🤖 AI Summary
Single-view 3D reconstruction suffers from multi-view inconsistency in diffusion-generated views and exacerbated geometric incoherence when leveraging large reconstruction models (LRMs). To address this, we propose CDI3D—a novel end-to-end feedforward framework featuring a Dense View Interpolation (DVI) module that models oblique camera trajectories to achieve geometrically consistent dense interpolation between diffusion-synthesized views. For the first time, interpolated views are jointly fed with original input views into a triplane-based reconstruction network, enabling joint encoding of triplane features and implicit grid decoding. Our method achieves state-of-the-art performance across multiple benchmarks: it significantly improves 3D mesh geometric accuracy and texture fidelity, while offering superior inference efficiency compared to iterative optimization approaches—effectively balancing high fidelity and computational efficiency.
📝 Abstract
3D object reconstruction from single-view image is a fundamental task in computer vision with wide-ranging applications.
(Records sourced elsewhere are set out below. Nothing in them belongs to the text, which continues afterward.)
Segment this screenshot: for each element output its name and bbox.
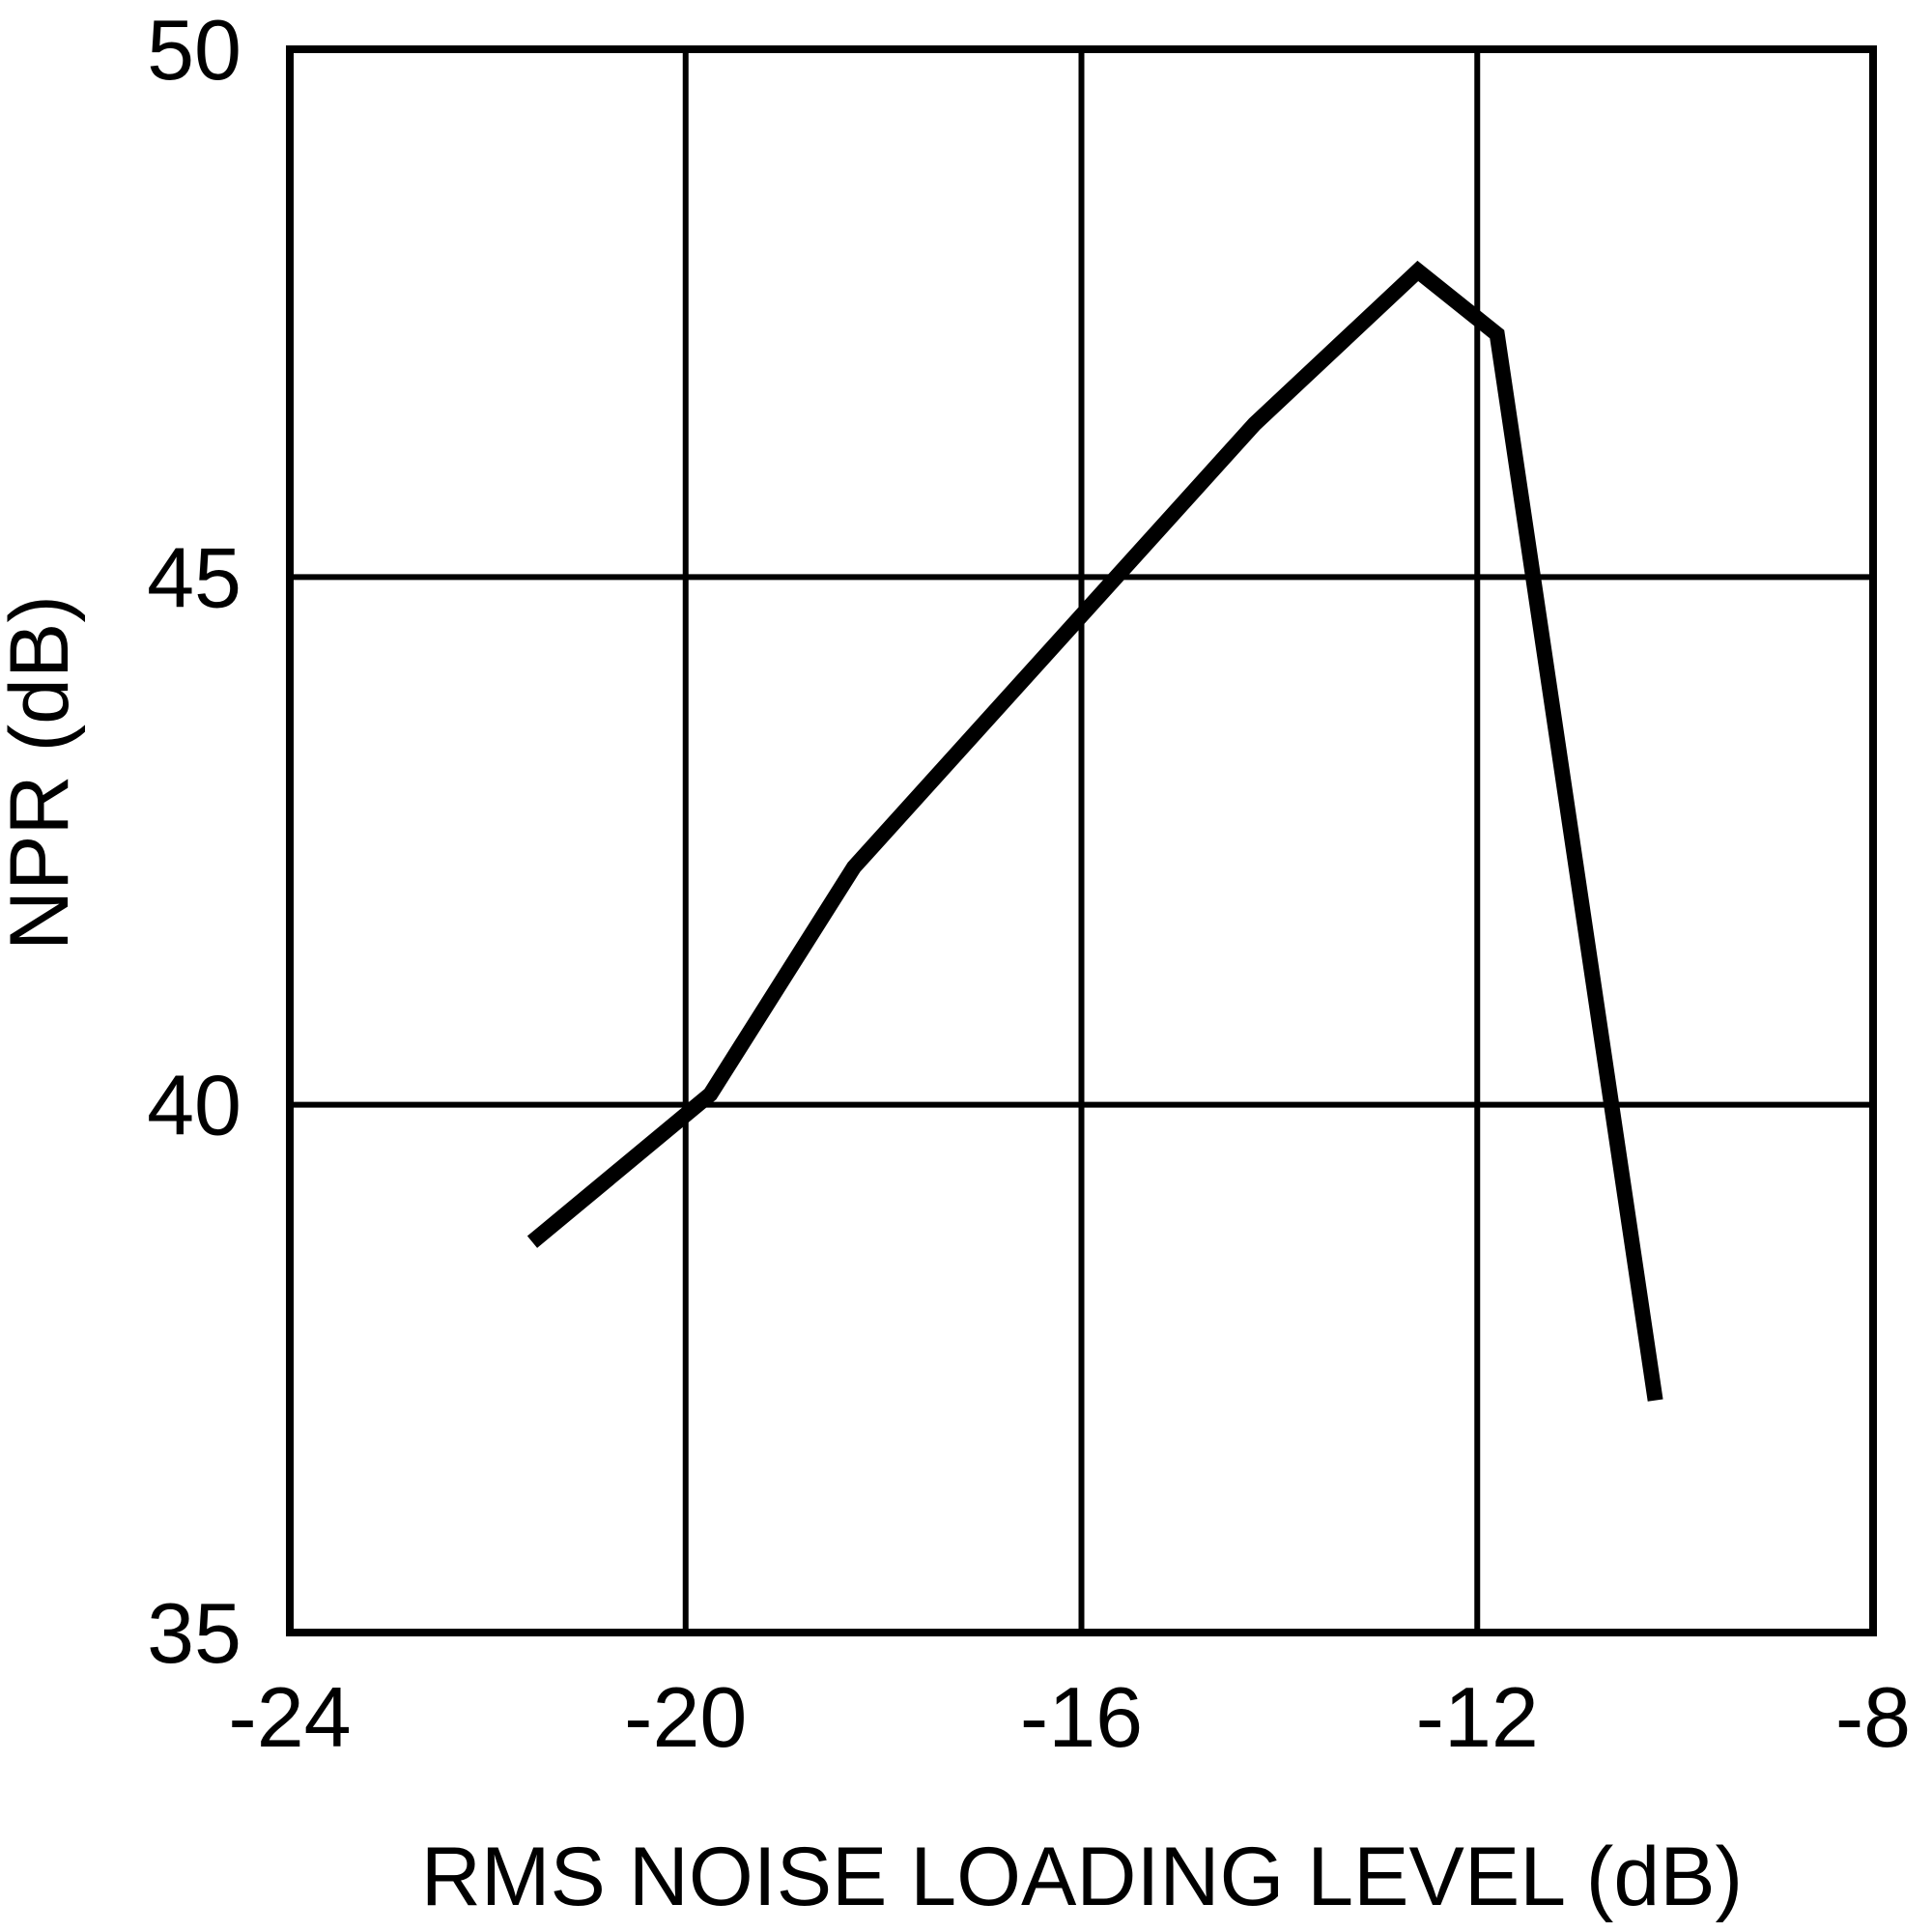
y-tick-label: 45 (147, 529, 242, 625)
x-tick-label: -20 (624, 1669, 747, 1765)
x-tick-label: -8 (1835, 1669, 1911, 1765)
x-axis-title: RMS NOISE LOADING LEVEL (dB) (421, 1831, 1743, 1923)
y-tick-labels: 35 40 45 50 (147, 2, 242, 1681)
y-tick-label: 50 (147, 2, 242, 98)
npr-curve (526, 260, 1663, 1402)
y-axis-title: NPR (dB) (0, 595, 86, 951)
x-tick-label: -12 (1416, 1669, 1539, 1765)
y-tick-label: 35 (147, 1585, 242, 1681)
gridlines (290, 49, 1873, 1633)
x-tick-label: -16 (1020, 1669, 1143, 1765)
x-tick-label: -24 (228, 1669, 351, 1765)
plot-border (286, 45, 1877, 1636)
y-tick-label: 40 (147, 1058, 242, 1153)
x-tick-labels: -24 -20 -16 -12 -8 (228, 1669, 1911, 1765)
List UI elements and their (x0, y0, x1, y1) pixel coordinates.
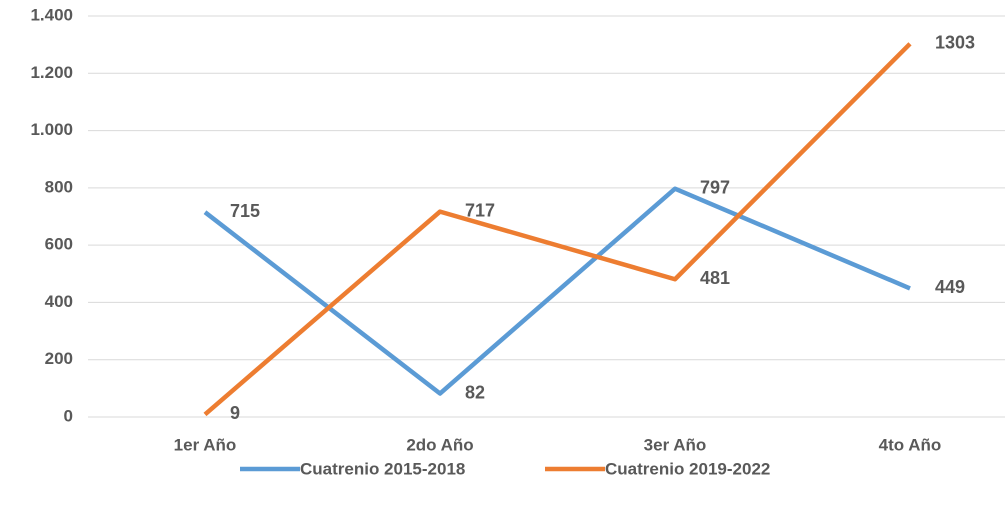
line-series (203, 186, 911, 396)
data-label: 717 (465, 200, 495, 220)
y-tick-label: 800 (45, 177, 73, 196)
x-tick-label: 1er Año (174, 435, 237, 454)
x-tick-label: 4to Año (879, 435, 942, 454)
y-tick-label: 1.000 (30, 120, 73, 139)
x-tick-label: 2do Año (406, 435, 473, 454)
data-label: 82 (465, 382, 485, 402)
x-tick-label: 3er Año (644, 435, 707, 454)
line-series (203, 42, 912, 417)
y-tick-label: 600 (45, 235, 73, 254)
data-label: 797 (700, 177, 730, 197)
data-label: 449 (935, 277, 965, 297)
data-label: 1303 (935, 33, 975, 53)
y-tick-label: 1.200 (30, 63, 73, 82)
y-tick-label: 400 (45, 292, 73, 311)
legend-label: Cuatrenio 2019-2022 (605, 459, 770, 478)
data-label: 9 (230, 403, 240, 423)
y-tick-label: 200 (45, 349, 73, 368)
legend-label: Cuatrenio 2015-2018 (300, 459, 465, 478)
data-label: 481 (700, 268, 730, 288)
y-tick-label: 0 (64, 406, 73, 425)
y-tick-label: 1.400 (30, 5, 73, 24)
data-label: 715 (230, 201, 260, 221)
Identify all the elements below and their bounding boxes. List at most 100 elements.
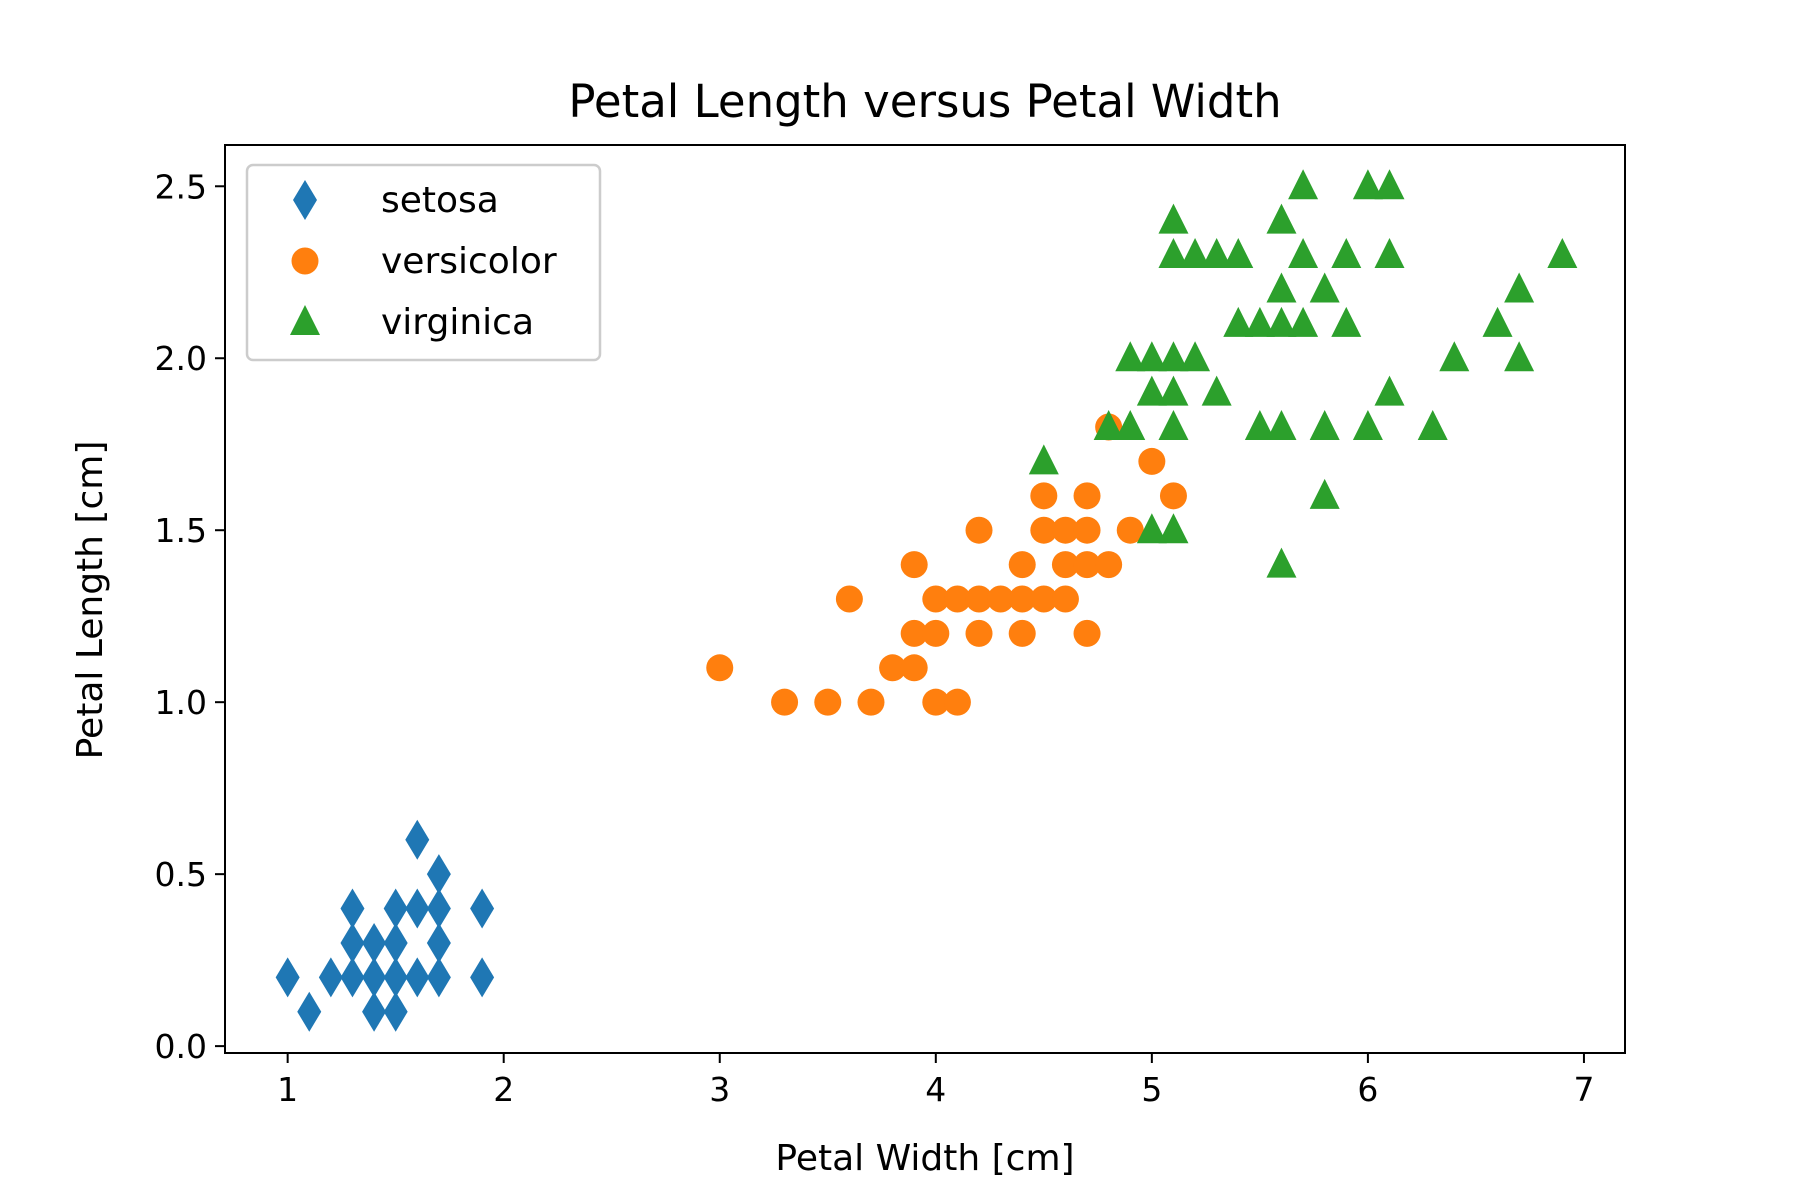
versicolor-point: [1008, 619, 1036, 647]
legend-label-setosa: setosa: [381, 180, 499, 221]
setosa-point: [383, 888, 408, 929]
virginica-point: [1266, 547, 1297, 578]
versicolor-point: [1030, 482, 1058, 510]
virginica-point: [1158, 203, 1189, 234]
virginica-point: [1158, 375, 1189, 406]
virginica-point: [1288, 169, 1319, 200]
virginica-point: [1158, 238, 1189, 269]
virginica-point: [1136, 375, 1167, 406]
virginica-point: [1352, 410, 1383, 441]
versicolor-point: [1051, 585, 1079, 613]
legend: setosa versicolor virginica: [245, 163, 602, 362]
versicolor-point: [1051, 551, 1079, 579]
virginica-point: [1158, 341, 1189, 372]
versicolor-point: [900, 551, 928, 579]
legend-frame: [245, 163, 602, 362]
setosa-point: [426, 888, 451, 929]
versicolor-point: [1030, 585, 1058, 613]
versicolor-point: [1008, 551, 1036, 579]
virginica-point: [1266, 410, 1297, 441]
virginica-point: [1288, 306, 1319, 337]
setosa-point: [340, 888, 365, 929]
virginica-point: [1115, 410, 1146, 441]
versicolor-point: [1073, 619, 1101, 647]
y-axis-ticks: 0.0 0.5 1.0 1.5 2.0 2.5: [155, 167, 225, 1066]
versicolor-point: [857, 688, 885, 716]
versicolor-point: [922, 585, 950, 613]
virginica-point: [1136, 341, 1167, 372]
y-tick-label: 0.5: [155, 855, 207, 894]
virginica-point: [1223, 306, 1254, 337]
versicolor-point: [900, 619, 928, 647]
y-tick-label: 1.0: [155, 683, 207, 722]
virginica-point: [1266, 306, 1297, 337]
virginica-point: [1331, 306, 1362, 337]
setosa-point: [426, 854, 451, 895]
setosa-point: [362, 957, 387, 998]
virginica-point: [1352, 169, 1383, 200]
x-tick-label: 5: [1141, 1070, 1162, 1109]
versicolor-point: [1073, 551, 1101, 579]
virginica-point: [1028, 444, 1059, 475]
setosa-point: [383, 922, 408, 963]
virginica-point: [1266, 272, 1297, 303]
virginica-point: [1309, 410, 1340, 441]
virginica-point: [1115, 341, 1146, 372]
versicolor-point: [922, 619, 950, 647]
setosa-point: [340, 922, 365, 963]
setosa-point: [405, 888, 430, 929]
y-tick-label: 1.5: [155, 511, 207, 550]
legend-label-versicolor: versicolor: [381, 241, 557, 282]
versicolor-point: [965, 619, 993, 647]
virginica-point: [1309, 478, 1340, 509]
versicolor-point: [1051, 516, 1079, 544]
versicolor-point: [1030, 516, 1058, 544]
versicolor-point: [943, 688, 971, 716]
y-tick-label: 2.5: [155, 167, 207, 206]
virginica-point: [1374, 169, 1405, 200]
x-tick-label: 3: [709, 1070, 730, 1109]
versicolor-point: [1159, 482, 1187, 510]
virginica-point: [1158, 513, 1189, 544]
x-tick-label: 7: [1573, 1070, 1594, 1109]
virginica-point: [1331, 238, 1362, 269]
setosa-point: [340, 957, 365, 998]
virginica-point: [1482, 306, 1513, 337]
virginica-point: [1093, 410, 1124, 441]
legend-label-virginica: virginica: [381, 302, 534, 343]
virginica-point: [1201, 238, 1232, 269]
virginica-point: [1244, 306, 1275, 337]
virginica-point: [1288, 238, 1319, 269]
versicolor-point: [706, 654, 734, 682]
virginica-point: [1266, 203, 1297, 234]
versicolor-point: [1116, 516, 1144, 544]
virginica-point: [1309, 272, 1340, 303]
virginica-point: [1244, 410, 1275, 441]
x-tick-label: 4: [925, 1070, 946, 1109]
versicolor-point: [900, 654, 928, 682]
virginica-point: [1180, 341, 1211, 372]
virginica-point: [1504, 272, 1535, 303]
plot-area-frame: [224, 144, 1626, 1054]
versicolor-point: [1073, 516, 1101, 544]
versicolor-point: [922, 688, 950, 716]
virginica-point: [1180, 238, 1211, 269]
setosa-point: [405, 957, 430, 998]
versicolor-point: [965, 516, 993, 544]
versicolor-point: [943, 585, 971, 613]
legend-marker-setosa: [293, 180, 317, 220]
setosa-point: [318, 957, 343, 998]
versicolor-point: [1095, 551, 1123, 579]
versicolor-point: [771, 688, 799, 716]
setosa-point: [470, 888, 495, 929]
setosa-point: [426, 957, 451, 998]
setosa-point: [405, 819, 430, 860]
virginica-point: [1439, 341, 1470, 372]
setosa-point: [362, 991, 387, 1032]
virginica-point: [1547, 238, 1578, 269]
setosa-point: [275, 957, 300, 998]
versicolor-point: [814, 688, 842, 716]
legend-marker-virginica: [290, 305, 320, 335]
x-axis-ticks: 1 2 3 4 5 6 7: [277, 1053, 1594, 1109]
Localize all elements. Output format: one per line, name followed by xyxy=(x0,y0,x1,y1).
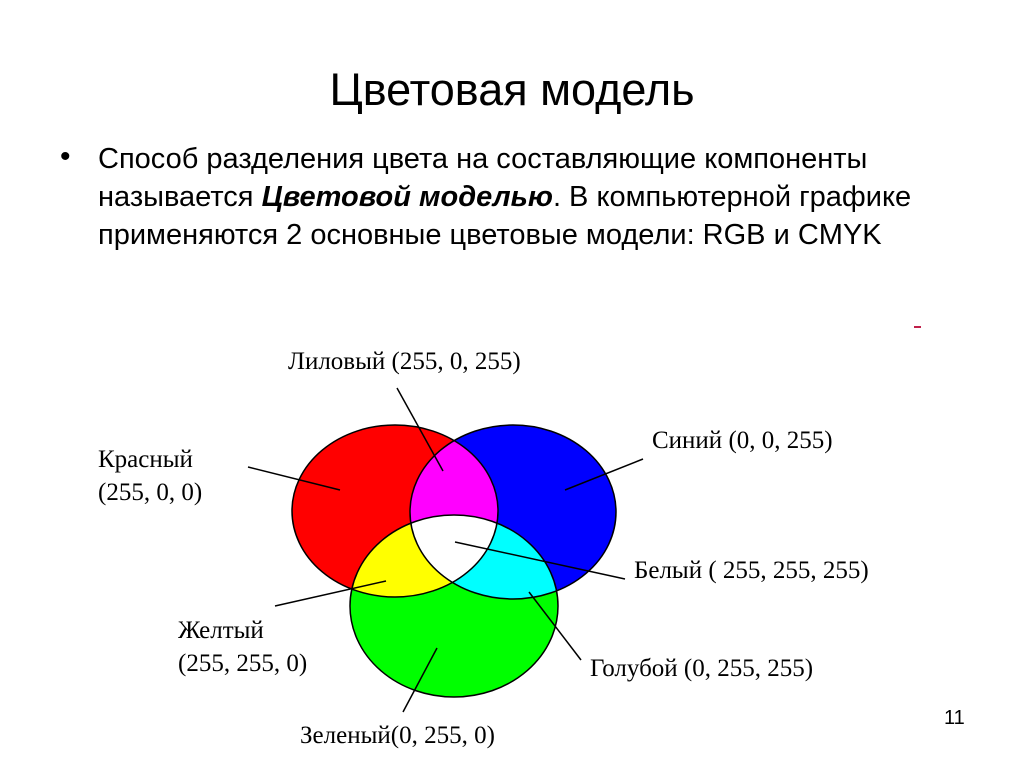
bullet-marker: • xyxy=(60,140,71,173)
leader-white xyxy=(454,541,626,580)
text-part: Способ разделения цвета на составляющие … xyxy=(98,143,868,213)
label-red-value: (255, 0, 0) xyxy=(98,479,203,506)
yellow-region xyxy=(350,515,498,597)
cyan-region xyxy=(410,515,558,599)
red-outline xyxy=(291,424,499,598)
blue-outline xyxy=(409,424,617,600)
green-outline xyxy=(349,514,559,698)
leader-green xyxy=(402,647,438,713)
leader-magenta xyxy=(396,387,444,472)
leader-yellow xyxy=(274,580,387,607)
page-number: 11 xyxy=(944,707,965,729)
leader-cyan xyxy=(528,591,582,661)
label-red-name: Красный xyxy=(98,446,193,473)
label-yellow-name: Желтый xyxy=(178,617,264,644)
label-cyan: Голубой (0, 255, 255) xyxy=(590,655,814,682)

Recent advancements in Large Reconstruction Models (LRMs) have shown great promise in leveraging multi-view images generated by 2D diffusion models to extract 3D content. However, challenges remain as 2D diffusion models often struggle to produce dense images with strong multi-view consistency, and LRMs tend to amplify these inconsistencies during the 3D reconstruction process. Addressing these issues is critical for achieving high-quality and efficient 3D reconstruction. In this paper, we present CDI3D, a feed-forward framework designed for efficient, high-quality image-to-3D generation with view interpolation. To tackle the aforementioned challenges, we propose to integrate 2D diffusion-based view interpolation into the LRM pipeline to enhance the quality and consistency of the generated mesh. Specifically, our approach introduces a Dense View Interpolation (DVI) module, which synthesizes interpolated images between main views generated by the 2D diffusion model, effectively densifying the input views with better multi-view consistency. We also design a tilt camera pose trajectory to capture views with different elevations and perspectives. Subsequently, we employ a tri-plane-based mesh reconstruction strategy to extract robust tokens from these interpolated and original views, enabling the generation of high-quality 3D meshes with superior texture and geometry. Extensive experiments demonstrate that our method significantly outperforms previous state-of-the-art approaches across various benchmarks, producing 3D content with enhanced texture fidelity and geometric accuracy.